Pyrolysis-GC-Orbitrap MS - A Powerful Analytical Tool for Identification and Quantification of Microplastics in a Biological Matrix

Importance of the Topic

The pervasive release of microplastics into the environment poses health and ecological risks. Reliable identification and quantification of microplastic polymers in complex biological samples are essential for monitoring pollution, assessing exposure, and guiding remediation strategies.

Objectives and Study Overview

This work evaluates the performance of pyrolysis gas chromatography coupled with high-resolution Orbitrap mass spectrometry for both qualitative and quantitative detection of microplastics. Key aims include demonstrating sensitivity, linearity, selectivity, and the added value of non-targeted analysis in a biological matrix.

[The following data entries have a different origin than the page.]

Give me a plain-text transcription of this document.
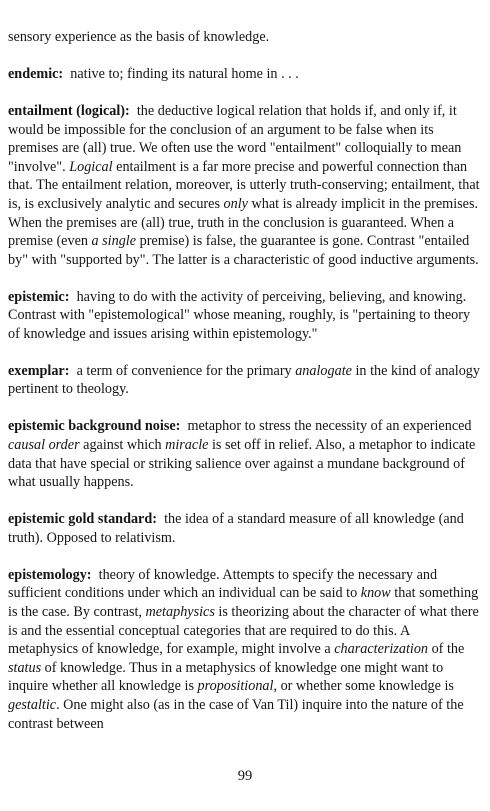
sensory experience as the basis of knowledge.

endemic: native to; finding its natural home in . . .

entailment (logical): the deductive logical relation that holds if, and only if, it would be impossible for the conclusion of an argument to be false when its premises are (all) true. We often use the word "entailment" colloquially to mean "involve". Logical entailment is a far more precise and powerful connection than that. The entailment relation, moreover, is utterly truth-conserving; entailment, that is, is exclusively analytic and secures only what is already implicit in the premises. When the premises are (all) true, truth in the conclusion is guaranteed. When a premise (even a single premise) is false, the guarantee is gone. Contrast "entailed by" with "supported by". The latter is a characteristic of good inductive arguments.

epistemic: having to do with the activity of perceiving, believing, and knowing. Contrast with "epistemological" whose meaning, roughly, is "pertaining to theory of knowledge and issues arising within epistemology."

exemplar: a term of convenience for the primary analogate in the kind of analogy pertinent to theology.

epistemic background noise: metaphor to stress the necessity of an experienced causal order against which miracle is set off in relief. Also, a metaphor to indicate data that have special or striking salience over against a mundane background of what usually happens.

epistemic gold standard: the idea of a standard measure of all knowledge (and truth). Opposed to relativism.

epistemology: theory of knowledge. Attempts to specify the necessary and sufficient conditions under which an individual can be said to know that something is the case. By contrast, metaphysics is theorizing about the character of what there is and the essential conceptual categories that are required to do this. A metaphysics of knowledge, for example, might involve a characterization of the status of knowledge. Thus in a metaphysics of knowledge one might want to inquire whether all knowledge is propositional, or whether some knowledge is gestaltic. One might also (as in the case of Van Til) inquire into the nature of the contrast between

99
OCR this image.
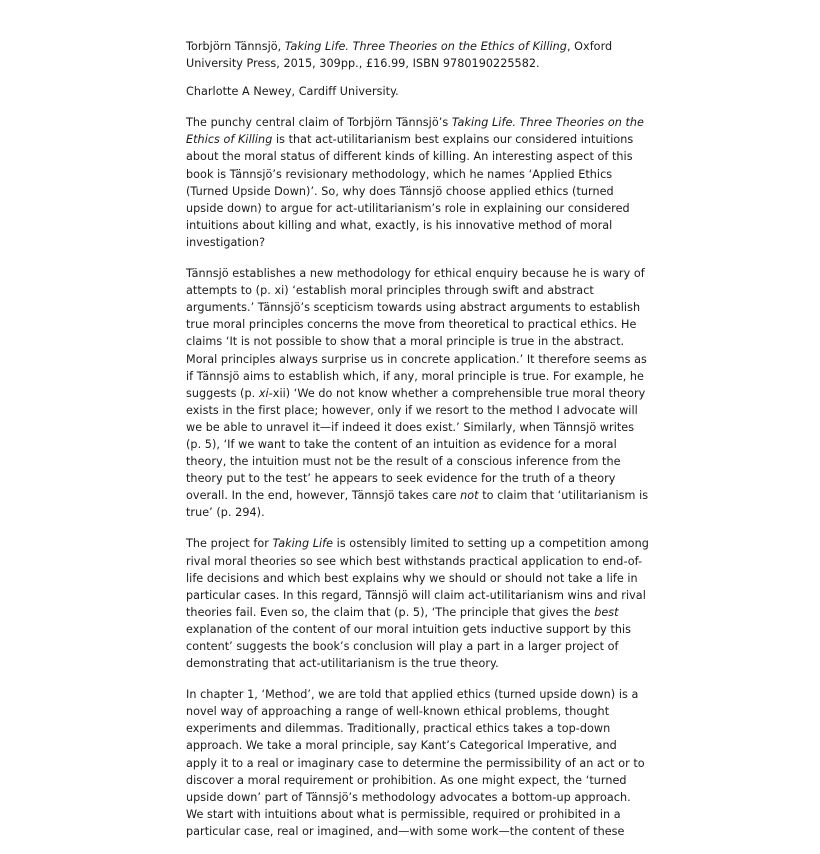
Torbjörn Tännsjö, Taking Life. Three Theories on the Ethics of Killing, Oxford
University Press, 2015, 309pp., £16.99, ISBN 9780190225582.
Charlotte A Newey, Cardiff University.
The punchy central claim of Torbjörn Tännsjö’s Taking Life. Three Theories on the
Ethics of Killing is that act-utilitarianism best explains our considered intuitions
about the moral status of different kinds of killing. An interesting aspect of this
book is Tännsjö’s revisionary methodology, which he names ‘Applied Ethics
(Turned Upside Down)’. So, why does Tännsjö choose applied ethics (turned
upside down) to argue for act-utilitarianism’s role in explaining our considered
intuitions about killing and what, exactly, is his innovative method of moral
investigation?
Tännsjö establishes a new methodology for ethical enquiry because he is wary of
attempts to (p. xi) ‘establish moral principles through swift and abstract
arguments.’ Tännsjö’s scepticism towards using abstract arguments to establish
true moral principles concerns the move from theoretical to practical ethics. He
claims ‘It is not possible to show that a moral principle is true in the abstract.
Moral principles always surprise us in concrete application.’ It therefore seems as
if Tännsjö aims to establish which, if any, moral principle is true. For example, he
suggests (p. xi-xii) ‘We do not know whether a comprehensible true moral theory
exists in the first place; however, only if we resort to the method I advocate will
we be able to unravel it—if indeed it does exist.’ Similarly, when Tännsjö writes
(p. 5), ‘If we want to take the content of an intuition as evidence for a moral
theory, the intuition must not be the result of a conscious inference from the
theory put to the test’ he appears to seek evidence for the truth of a theory
overall. In the end, however, Tännsjö takes care not to claim that ‘utilitarianism is
true’ (p. 294).
The project for Taking Life is ostensibly limited to setting up a competition among
rival moral theories so see which best withstands practical application to end-of-
life decisions and which best explains why we should or should not take a life in
particular cases. In this regard, Tännsjö will claim act-utilitarianism wins and rival
theories fail. Even so, the claim that (p. 5), ‘The principle that gives the best
explanation of the content of our moral intuition gets inductive support by this
content’ suggests the book’s conclusion will play a part in a larger project of
demonstrating that act-utilitarianism is the true theory.
In chapter 1, ‘Method’, we are told that applied ethics (turned upside down) is a
novel way of approaching a range of well-known ethical problems, thought
experiments and dilemmas. Traditionally, practical ethics takes a top-down
approach. We take a moral principle, say Kant’s Categorical Imperative, and
apply it to a real or imaginary case to determine the permissibility of an act or to
discover a moral requirement or prohibition. As one might expect, the ‘turned
upside down’ part of Tännsjö’s methodology advocates a bottom-up approach.
We start with intuitions about what is permissible, required or prohibited in a
particular case, real or imagined, and—with some work—the content of these
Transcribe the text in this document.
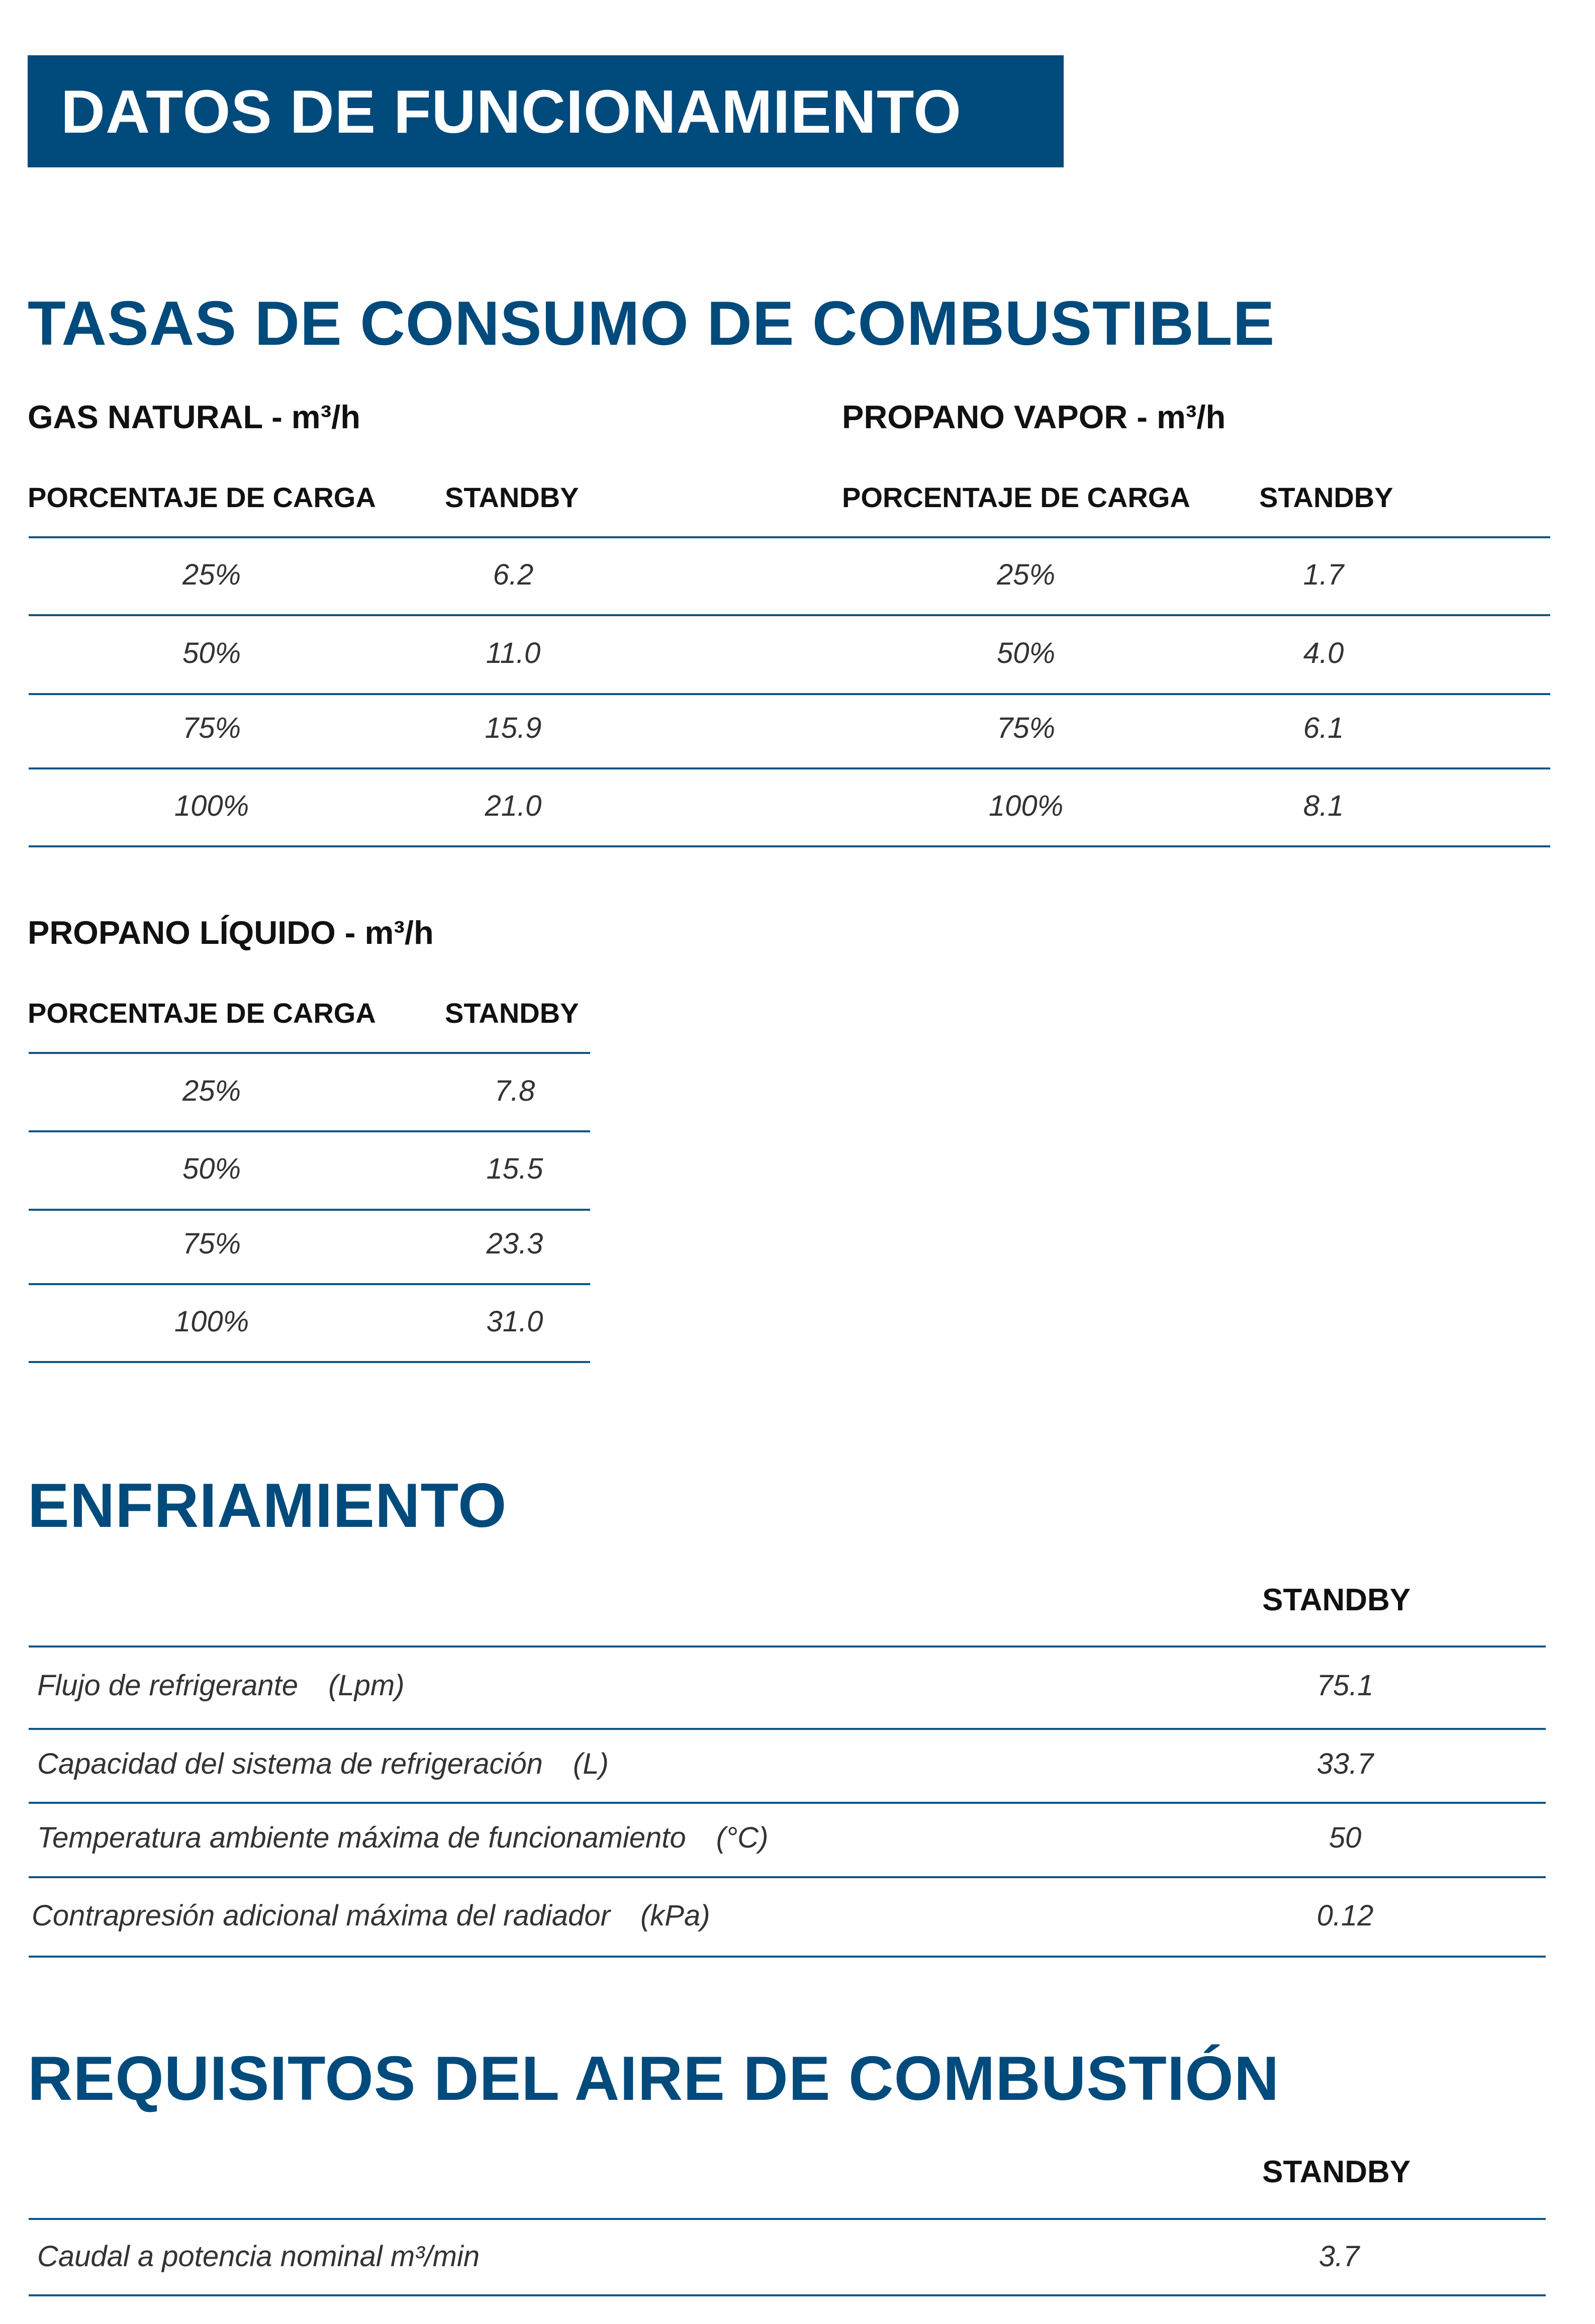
DATOS DE FUNCIONAMIENTO
TASAS DE CONSUMO DE COMBUSTIBLE
GAS NATURAL - m³/h
PORCENTAJE DE CARGA STANDBY
25%	6.2
50%	11.0
75%	15.9
100%	21.0
PROPANO VAPOR - m³/h
PORCENTAJE DE CARGA STANDBY
25%	1.7
50%	4.0
75%	6.1
100%	8.1
PROPANO LÍQUIDO - m³/h
PORCENTAJE DE CARGA STANDBY
25%	7.8
50%	15.5
75%	23.3
100%	31.0
ENFRIAMIENTO
STANDBY
Flujo de refrigerante (Lpm)	75.1
Capacidad del sistema de refrigeración (L)	33.7
Temperatura ambiente máxima de funcionamiento (°C)	50
Contrapresión adicional máxima del radiador (kPa)	0.12
REQUISITOS DEL AIRE DE COMBUSTIÓN
STANDBY
Caudal a potencia nominal m³/min	3.7
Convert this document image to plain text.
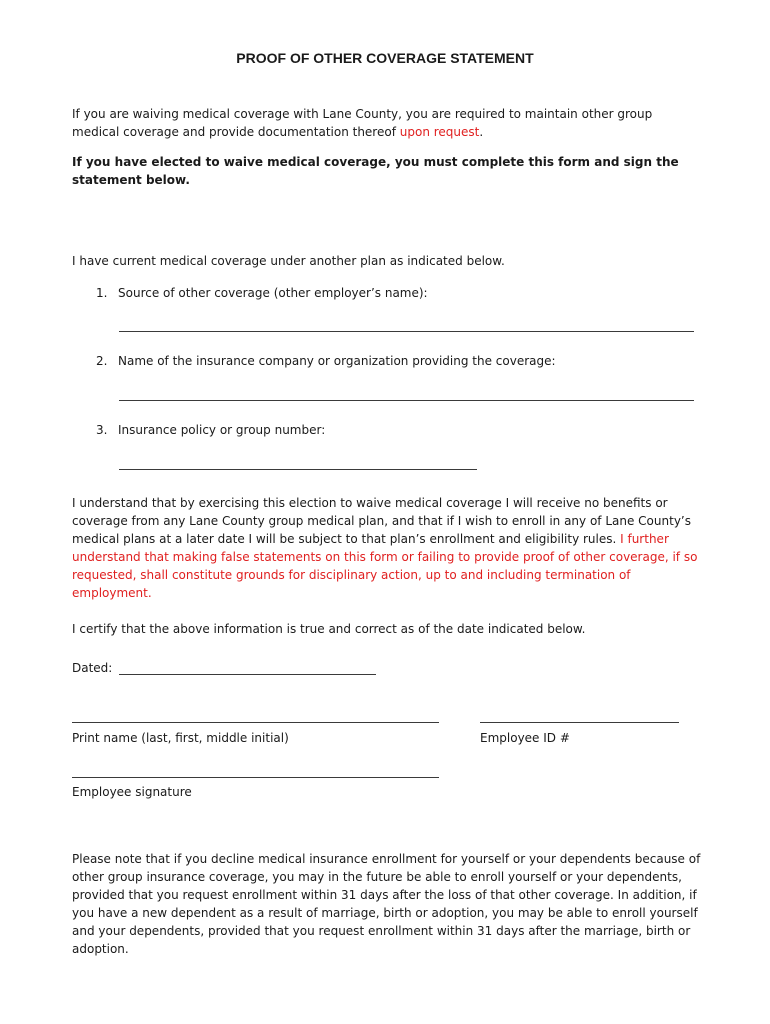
PROOF OF OTHER COVERAGE STATEMENT
If you are waiving medical coverage with Lane County, you are required to maintain other group medical coverage and provide documentation thereof upon request.
If you have elected to waive medical coverage, you must complete this form and sign the statement below.
I have current medical coverage under another plan as indicated below.
1. Source of other coverage (other employer’s name):
2. Name of the insurance company or organization providing the coverage:
3. Insurance policy or group number:
I understand that by exercising this election to waive medical coverage I will receive no benefits or coverage from any Lane County group medical plan, and that if I wish to enroll in any of Lane County’s medical plans at a later date I will be subject to that plan’s enrollment and eligibility rules. I further understand that making false statements on this form or failing to provide proof of other coverage, if so requested, shall constitute grounds for disciplinary action, up to and including termination of employment.
I certify that the above information is true and correct as of the date indicated below.
Dated:
Print name (last, first, middle initial)	Employee ID #
Employee signature
Please note that if you decline medical insurance enrollment for yourself or your dependents because of other group insurance coverage, you may in the future be able to enroll yourself or your dependents, provided that you request enrollment within 31 days after the loss of that other coverage. In addition, if you have a new dependent as a result of marriage, birth or adoption, you may be able to enroll yourself and your dependents, provided that you request enrollment within 31 days after the marriage, birth or adoption.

Methodology and Instrumentation

Samples were introduced via single-shot pyrolysis (600 °C) using a vertical micro-furnace pyrolyzer. Evolved pyrolysis fragments were separated on a Thermo Scientific TRACE™ 1310 GC with a 30 m × 0.25 mm column under a 40–320 °C temperature program (20 °C/min). Detection employed a Q Exactive™ GC Orbitrap™ GC-MS/MS in full-scan and SIM modes at up to 60 000 resolving power, enabling accurate mass measurement in the 30–3000 m/z range.

Used Instrumentation

• Frontier Lab EGA/PY-3030D Multi-Shot Pyrolyzer
• Thermo Scientific TRACE™ 1310 Gas Chromatograph
• Thermo Scientific Q Exactive™ GC Orbitrap™ GC-MS/MS System
• Chromeleon™ CDS and TraceFinder™ Software for data acquisition and analysis

Main Results and Discussion

Calibration with polystyrene (PS) and polymethyl methacrylate (PMMA) standards (0.05–50 µg) yielded excellent linearity (R² > 0.999) and sub-ppm mass accuracy. In fishmeal spiked with PS and PMMA, quantification remained accurate across concentrations. High resolution (60 000) allowed selective extraction of target ions within ±5 ppm, effectively resolving co-eluting pyrolysis products in polymer mixtures. Non-targeted screening identified additional degradation markers, e.g., α-methylstyrene from PS.

Benefits and Practical Applications

• High sensitivity and broad dynamic range for trace microplastic quantification.
• Sub-ppm mass accuracy ensures confident polymer identification in complex matrices.
• Non-targeted full-scan capability enables discovery of unknown degradation products.
• Robust performance supports environmental monitoring, food safety, and regulatory compliance.

Future Trends and Potential Applications

Advances may include integration of automated sample preparation, expanded spectral libraries for polymer derivatives, miniaturized portable pyrolysis-GC-Orbitrap systems for in-field analysis, and AI-driven data interpretation to enhance throughput and reproducibility.

Conclusion

Pyrolysis-GC coupled with Orbitrap high-resolution mass spectrometry offers a powerful platform for comprehensive microplastic analysis in biological samples. Its combination of quantitative accuracy, selectivity, and non-targeted detection positions it as a valuable tool for research and routine monitoring of plastic pollution.

Reference

• Jambeck JR et al. 2015. Plastic waste inputs from land into the ocean. Science Reports.